Der sommerliche Hochkulturevent wird nächsten Donnerstag ohne Ziegler eröffnet werden. Denn Landeshauptfrau Gabi Burgstaller, SPÖ, zog ihre Einladung schon im April wieder zurück. Als Begründung wurde angeben, der 77jährige Schweizer Paradelinke hätte den Gaddafi-Menschenrechtspreis mitbegründet.

Zieglers Vermutung hingegen ist eine andere. Er glaubt, die Sponsoren der Festspiele hätten interveniert. Das wurde aber erst vergangenen Samstag wieder von Festspiel-Direktorin Helga Rabl-Stadler heftig dementiert: "Die sind viel zu intelligent für so was". Die Rede blieb jedenfalls ungehalten.

Doch die dramatische Hungersnot am Horn von Afrika hat Ziegler jetzt bewogen, seinen Appell zumindest schriftlich herauszubringen. Der Salzburger Ecowin-Verlag bringt sie unter dem Titel "Der Aufstand des Gewissens" am Montag als Broschüre auf den Markt. Ziegler hält sich entgegen seiner Angewohnheit kurz, formuliert aber gewohnt drastisch.

"Dann folgt der Tod"

Man kann sich vorstellen, dass es den Festgästen tatsächlich den Appetit auf das anschließende Buffet verschlagen hätte: "Bei unterernährten Kindern setzt der Zerfall nach wenigen Tagen ein. Der Körper braucht erst die Zucker-, dann die Fettreserven auf. Die Kinder werden lethargisch, dann immer dünner. Das Immunsystem bricht zusammen. Durchfälle beschleunigen die Auszehrung. Mundparasiten und Infektionen der Atemwege verursachen schreckliche Schmerzen. Dann beginnt der Raubbau an den Muskeln. Die Kinder können sich nicht mehr auf den Beinen halten. Ihre Arme baumeln kraftlos am Körper. Ihre Gesichter gleichen Greisen. Dann folgt der Tod".
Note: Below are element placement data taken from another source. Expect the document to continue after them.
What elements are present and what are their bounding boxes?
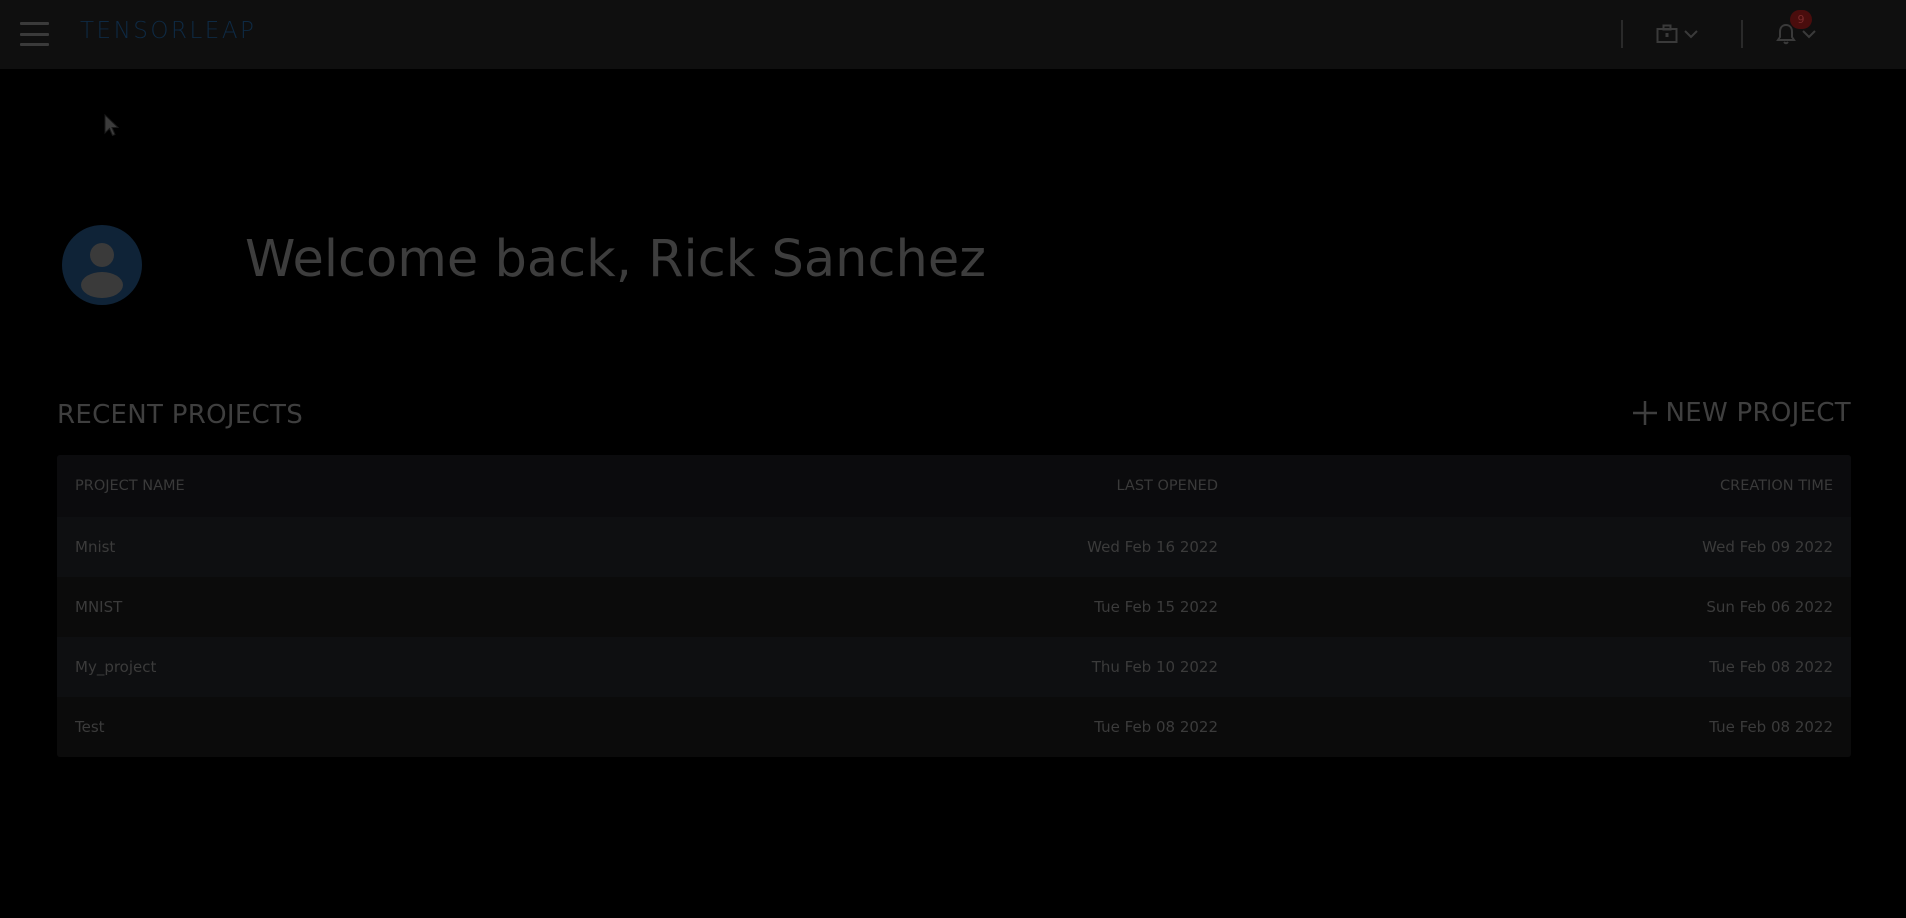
topbar-divider	[1621, 20, 1623, 48]
top-navigation-bar: TENSORLEAP 9	[0, 0, 1906, 69]
project-name-cell: Test	[75, 718, 105, 736]
avatar[interactable]	[62, 225, 142, 305]
welcome-message: Welcome back, Rick Sanchez	[245, 230, 986, 289]
project-name-cell: My_project	[75, 658, 157, 676]
table-header: PROJECT NAME LAST OPENED CREATION TIME	[57, 455, 1851, 517]
last-opened-cell: Tue Feb 15 2022	[1094, 598, 1218, 616]
last-opened-cell: Thu Feb 10 2022	[1091, 658, 1218, 676]
recent-projects-table: PROJECT NAME LAST OPENED CREATION TIME M…	[57, 455, 1851, 757]
new-project-label: NEW PROJECT	[1665, 398, 1851, 428]
creation-time-cell: Sun Feb 06 2022	[1706, 598, 1833, 616]
chevron-down-icon	[1802, 30, 1816, 39]
column-header-creation-time[interactable]: CREATION TIME	[1720, 455, 1833, 517]
chevron-down-icon	[1684, 30, 1698, 39]
project-name-cell: MNIST	[75, 598, 123, 616]
menu-icon[interactable]	[20, 22, 49, 46]
app-logo[interactable]: TENSORLEAP	[80, 18, 256, 44]
table-row[interactable]: My_project Thu Feb 10 2022 Tue Feb 08 20…	[57, 637, 1851, 697]
briefcase-icon	[1656, 24, 1678, 43]
creation-time-cell: Tue Feb 08 2022	[1709, 718, 1833, 736]
recent-projects-title: RECENT PROJECTS	[57, 400, 304, 430]
topbar-divider	[1741, 20, 1743, 48]
creation-time-cell: Wed Feb 09 2022	[1702, 538, 1833, 556]
cursor-icon	[104, 114, 120, 137]
table-row[interactable]: Mnist Wed Feb 16 2022 Wed Feb 09 2022	[57, 517, 1851, 577]
creation-time-cell: Tue Feb 08 2022	[1709, 658, 1833, 676]
welcome-header: Welcome back, Rick Sanchez	[62, 224, 986, 306]
new-project-button[interactable]: NEW PROJECT	[1632, 398, 1852, 428]
organization-menu-button[interactable]	[1656, 18, 1698, 50]
table-row[interactable]: Test Tue Feb 08 2022 Tue Feb 08 2022	[57, 697, 1851, 757]
plus-icon	[1632, 401, 1657, 425]
column-header-project-name[interactable]: PROJECT NAME	[75, 455, 185, 517]
table-row[interactable]: MNIST Tue Feb 15 2022 Sun Feb 06 2022	[57, 577, 1851, 637]
project-name-cell: Mnist	[75, 538, 116, 556]
notification-count-badge: 9	[1790, 10, 1812, 29]
last-opened-cell: Wed Feb 16 2022	[1087, 538, 1218, 556]
column-header-last-opened[interactable]: LAST OPENED	[1117, 455, 1219, 517]
last-opened-cell: Tue Feb 08 2022	[1094, 718, 1218, 736]
user-icon	[81, 243, 123, 298]
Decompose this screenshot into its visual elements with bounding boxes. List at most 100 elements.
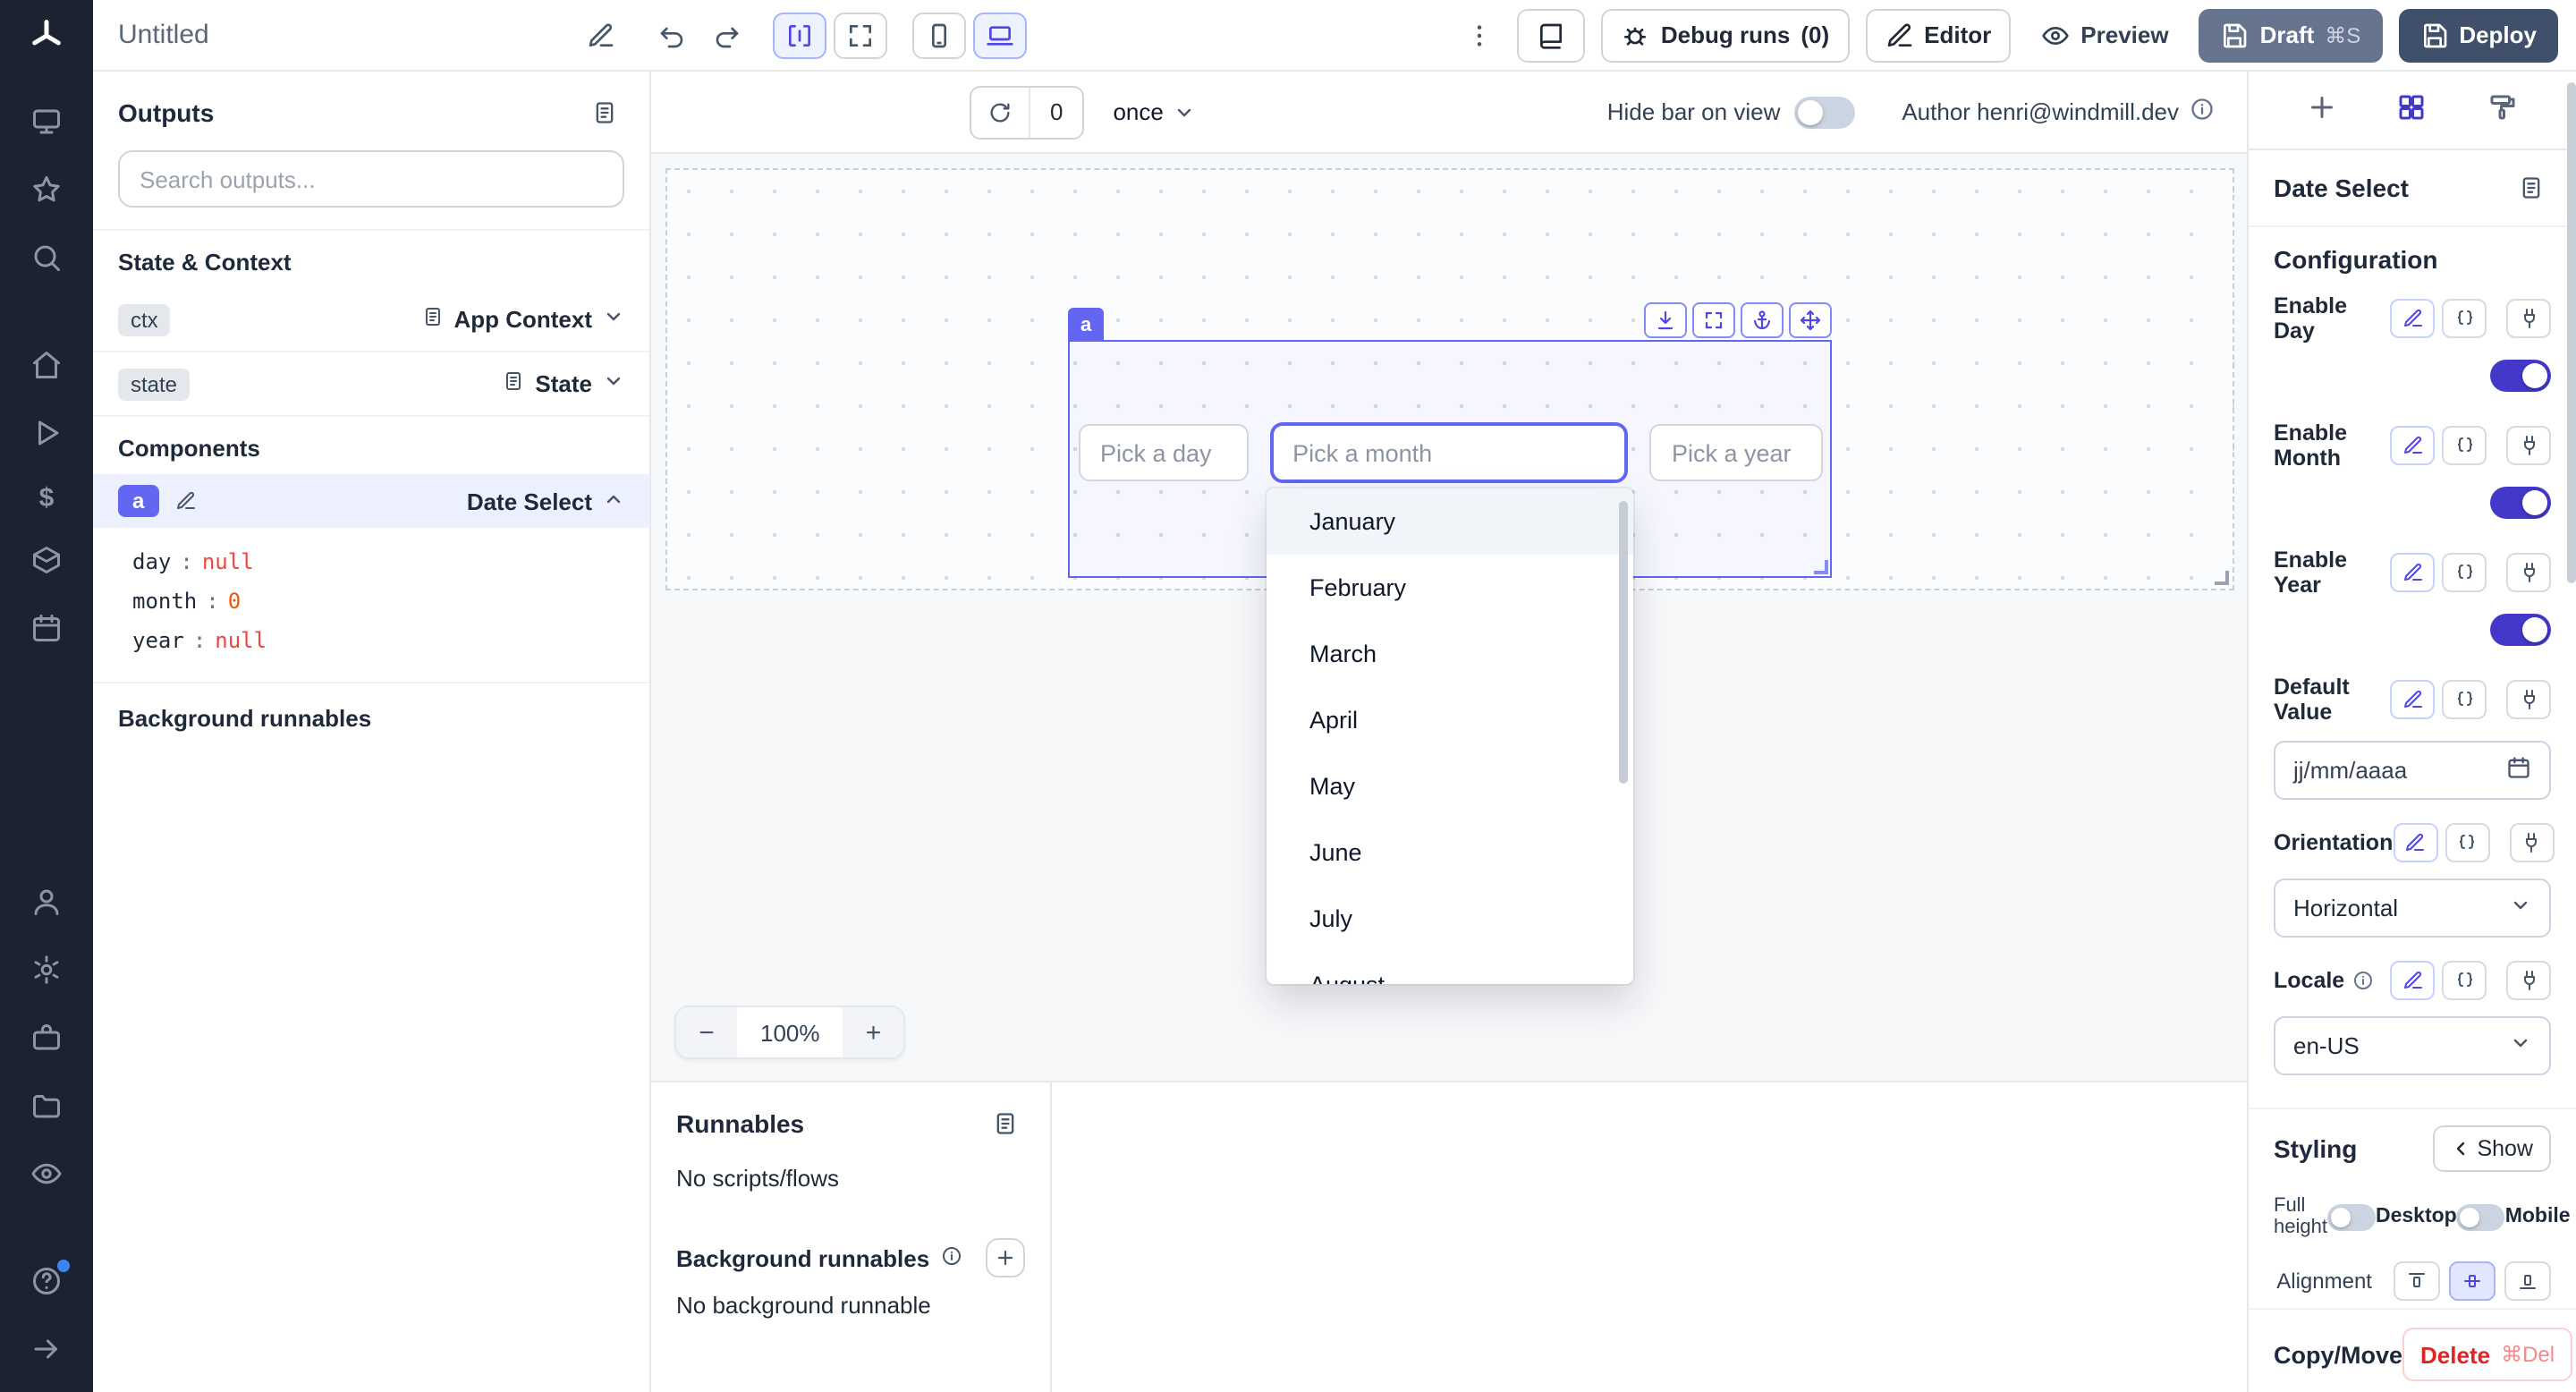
workers-icon[interactable] — [30, 1022, 63, 1059]
collapse-sidebar-icon[interactable] — [30, 1333, 63, 1371]
home-icon[interactable] — [30, 349, 63, 386]
app-canvas[interactable]: a Pick a day Pick a month Pick a year — [651, 154, 2247, 1081]
move-icon[interactable] — [1789, 302, 1832, 338]
rename-app-button[interactable] — [580, 13, 623, 56]
desktop-view-toggle[interactable] — [973, 12, 1027, 58]
anchor-icon[interactable] — [1741, 302, 1784, 338]
docs-button[interactable] — [1518, 8, 1586, 62]
resources-icon[interactable] — [30, 544, 63, 581]
object-row[interactable]: month:0 — [132, 581, 624, 621]
component-doc-icon[interactable] — [2512, 168, 2551, 208]
refresh-interval-dropdown[interactable]: once — [1113, 98, 1195, 125]
chevron-down-icon[interactable] — [603, 306, 624, 333]
year-input[interactable]: Pick a year — [1650, 424, 1823, 481]
component-settings-tab[interactable] — [2385, 81, 2439, 140]
scrollbar-thumb[interactable] — [2567, 82, 2576, 583]
connect-input-button[interactable] — [2506, 426, 2551, 465]
connect-input-button[interactable] — [2509, 823, 2554, 862]
canvas-resize-handle[interactable] — [2215, 571, 2229, 585]
month-option[interactable]: June — [1267, 819, 1633, 886]
redo-button[interactable] — [705, 13, 748, 56]
enable-year-toggle[interactable] — [2490, 614, 2551, 646]
month-option[interactable]: August — [1267, 952, 1633, 984]
info-icon[interactable] — [940, 1244, 962, 1271]
css-editor-tab[interactable] — [2476, 81, 2529, 140]
chevron-down-icon[interactable] — [603, 370, 624, 397]
folders-icon[interactable] — [30, 1090, 63, 1127]
add-background-runnable-button[interactable] — [986, 1238, 1025, 1277]
show-styling-button[interactable]: Show — [2432, 1125, 2551, 1172]
windmill-logo-icon[interactable] — [29, 18, 64, 59]
enable-day-toggle[interactable] — [2490, 360, 2551, 392]
search-outputs-input[interactable] — [118, 150, 624, 208]
align-bottom-button[interactable] — [2504, 1261, 2551, 1301]
settings-icon[interactable] — [30, 954, 63, 991]
month-option[interactable]: April — [1267, 687, 1633, 753]
static-input-button[interactable] — [2390, 426, 2435, 465]
month-input[interactable]: Pick a month — [1271, 424, 1627, 481]
static-input-button[interactable] — [2393, 823, 2437, 862]
connect-input-button[interactable] — [2506, 299, 2551, 338]
state-row[interactable]: state State — [93, 352, 649, 417]
mobile-view-toggle[interactable] — [912, 12, 966, 58]
favorites-icon[interactable] — [30, 174, 63, 211]
users-icon[interactable] — [30, 886, 63, 923]
apps-icon[interactable] — [30, 106, 63, 143]
variables-icon[interactable]: $ — [39, 485, 55, 514]
runnables-doc-icon[interactable] — [986, 1104, 1025, 1143]
editor-tab-button[interactable]: Editor — [1865, 8, 2011, 62]
month-option[interactable]: May — [1267, 753, 1633, 819]
debug-runs-button[interactable]: Debug runs (0) — [1602, 8, 1849, 62]
static-input-button[interactable] — [2390, 553, 2435, 592]
full-height-toggle[interactable] — [2327, 1203, 2376, 1230]
desktop-mobile-toggle[interactable] — [2457, 1203, 2505, 1230]
default-value-date-input[interactable]: jj/mm/aaaa — [2274, 741, 2551, 800]
js-input-button[interactable] — [2442, 553, 2487, 592]
month-option[interactable]: February — [1267, 555, 1633, 621]
enable-month-toggle[interactable] — [2490, 487, 2551, 519]
refresh-button[interactable] — [971, 87, 1029, 137]
align-middle-button[interactable] — [2449, 1261, 2496, 1301]
expand-icon[interactable] — [1692, 302, 1735, 338]
object-row[interactable]: year:null — [132, 621, 624, 660]
connect-input-button[interactable] — [2506, 553, 2551, 592]
chevron-up-icon[interactable] — [603, 488, 624, 514]
help-icon[interactable] — [30, 1265, 63, 1303]
audit-logs-icon[interactable] — [30, 1158, 63, 1195]
static-input-button[interactable] — [2390, 961, 2435, 1000]
zoom-in-button[interactable]: + — [843, 1007, 904, 1057]
page-scrollbar[interactable] — [2565, 0, 2576, 1392]
js-input-button[interactable] — [2442, 680, 2487, 719]
object-row[interactable]: day:null — [132, 542, 624, 581]
zoom-out-button[interactable]: − — [676, 1007, 737, 1057]
component-output-row[interactable]: a Date Select — [93, 474, 649, 528]
edit-component-id-icon[interactable] — [171, 487, 199, 515]
deploy-button[interactable]: Deploy — [2398, 8, 2558, 62]
locale-select[interactable]: en-US — [2274, 1016, 2551, 1075]
preview-tab-button[interactable]: Preview — [2027, 8, 2182, 62]
fullscreen-toggle[interactable] — [834, 12, 887, 58]
connect-input-button[interactable] — [2506, 961, 2551, 1000]
schedules-icon[interactable] — [30, 612, 63, 649]
info-icon[interactable] — [2351, 970, 2373, 991]
static-input-button[interactable] — [2390, 299, 2435, 338]
hide-bar-toggle[interactable] — [1794, 96, 1855, 128]
align-top-button[interactable] — [2394, 1261, 2440, 1301]
undo-button[interactable] — [651, 13, 694, 56]
draft-button[interactable]: Draft ⌘S — [2199, 8, 2383, 62]
js-input-button[interactable] — [2442, 426, 2487, 465]
dropdown-scrollbar[interactable] — [1619, 501, 1628, 784]
outputs-doc-icon[interactable] — [585, 93, 624, 132]
info-icon[interactable] — [2190, 97, 2215, 127]
search-icon[interactable] — [30, 242, 63, 279]
component-resize-handle[interactable] — [1814, 560, 1828, 574]
calendar-icon[interactable] — [2506, 755, 2531, 785]
delete-component-button[interactable]: Delete ⌘Del — [2402, 1328, 2572, 1381]
month-option[interactable]: January — [1267, 488, 1633, 555]
more-menu-button[interactable] — [1459, 13, 1502, 56]
insert-component-tab[interactable] — [2295, 81, 2349, 140]
fill-height-icon[interactable] — [1644, 302, 1687, 338]
js-input-button[interactable] — [2442, 299, 2487, 338]
month-option[interactable]: March — [1267, 621, 1633, 687]
orientation-select[interactable]: Horizontal — [2274, 878, 2551, 938]
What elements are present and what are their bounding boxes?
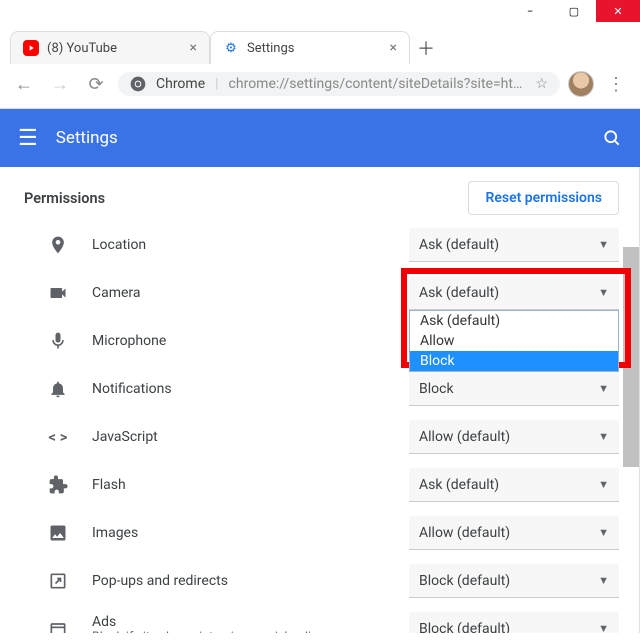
reload-button[interactable]: ⟳ [82,70,110,98]
perm-label: Location [92,237,232,253]
code-icon: < > [46,428,70,446]
youtube-icon [23,40,39,56]
reset-permissions-button[interactable]: Reset permissions [468,181,619,215]
ads-icon [46,619,70,633]
window-close-button[interactable]: ✕ [596,0,640,22]
window-minimize-button[interactable]: − [508,0,552,22]
scrollbar-thumb[interactable] [623,247,639,467]
perm-label: Notifications [92,381,232,397]
forward-button[interactable]: → [46,70,74,98]
perm-label: Camera [92,285,232,301]
section-title: Permissions [24,190,105,207]
dropdown-option-ask[interactable]: Ask (default) [410,311,618,331]
tab-settings[interactable]: ⚙ Settings × [210,31,410,64]
perm-row-images: Images Allow (default)▼ [24,509,619,557]
tab-close-icon[interactable]: × [190,40,197,56]
tab-title: (8) YouTube [47,41,117,56]
search-icon[interactable] [602,128,622,148]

Die Zahlen kennt man schon aus früheren Ziegler-Ansprachen: "Alle fünf Sekunden verhungert ein Kind unter zehn Jahren. 37.000 Menschen verhungern jeden Tag und fast eine Milliarde sind permanent schwerstens unterernährt. Und derselbe World-Food-Report der FAO, der alljährlich diese Opferzahlen gibt, sagt, dass die Weltlandwirtschaft in der heutigen Phase ihrer Entwicklung problemlos das Doppelte der Weltbevölkerung normal ernähren könnte. Schlussfolgerung: Es gibt keinen objektiven Mangel, also keine Fatalität für das tägliche Massaker des Hungers, das in eisiger Normalität vor sich geht".

Fazit: "Ein Kind, das an Hunger stirbt, wird ermordet". Ziegler beschreibt, wie die UNO-Beamten vor dem Flüchtlingslager Dadaad die hoffnungslosen Fälle abweisen: "Nur noch ganz wenige – die eine Lebenschance haben – kommen herein". Verantwortlich für das Massensterben seien die reichen Geberländer, die so viele Tausend Milliarden Dollar in die Rettung der Banken gesteckt hätten, dass das Budget des Welternährungsprogramms von sechs Milliarden (2008) auf nur mehr 2,8 Milliarden (2011) zusammengeschmolzen sei.

Dieses Geld sei aber noch weniger wert, denn: "Wegen des Zusammenbruchs der Finanzmärkte sind die Hedgefonds und andere Groß-Spekulanten auf die Agrarrohstoffbörsen (Chicago Commodity Stock Exchange, u. a.) umgestiegen. Mit Termingeschäften, Futures, etc. treiben sie die Grundnahrungsmittelpreise in astronomische Höhen. Die Tonne Getreide kostet heute auf dem Weltmarkt 270 Euro. Ihr Preis lag im Jahr zuvor genau bei der Hälfte. Reis ist um 110% gestiegen. Mais um 63%".

Salzburg: Ort der Mogule

Für alle, die den Zusammenhang noch nicht begriffen haben: "Viele der Schönen und der Reichen, der Großbankiers und der Konzern-Mogule dieser Welt kommen in Salzburg zusammen. Sie sind die Verursacher und die Herren dieser kannibalischen Weltordnung". Ziegler sieht aber auch Grund für Optimismus: "Die Hoffnung liegt im Kampf der Völker der südlichen Hemisphäre, von Ägypten und Syrien bis Bolivien, und im geduldigen, mühsamen Aufbau der Radikal-Opposition in den westlichen Herrschaftsländern. Kurz: in der aktiven, unermüdlichen, solidarischen, demokratischen Organisation der revolutionären Gegengewalt. Es gibt ein Leben vor dem Tod. Der Tag wird kommen, wo Menschen in Frieden, Gerechtigkeit, Vernunft und Freiheit, befreit von der Angst vor materieller Not, zusammenleben werden".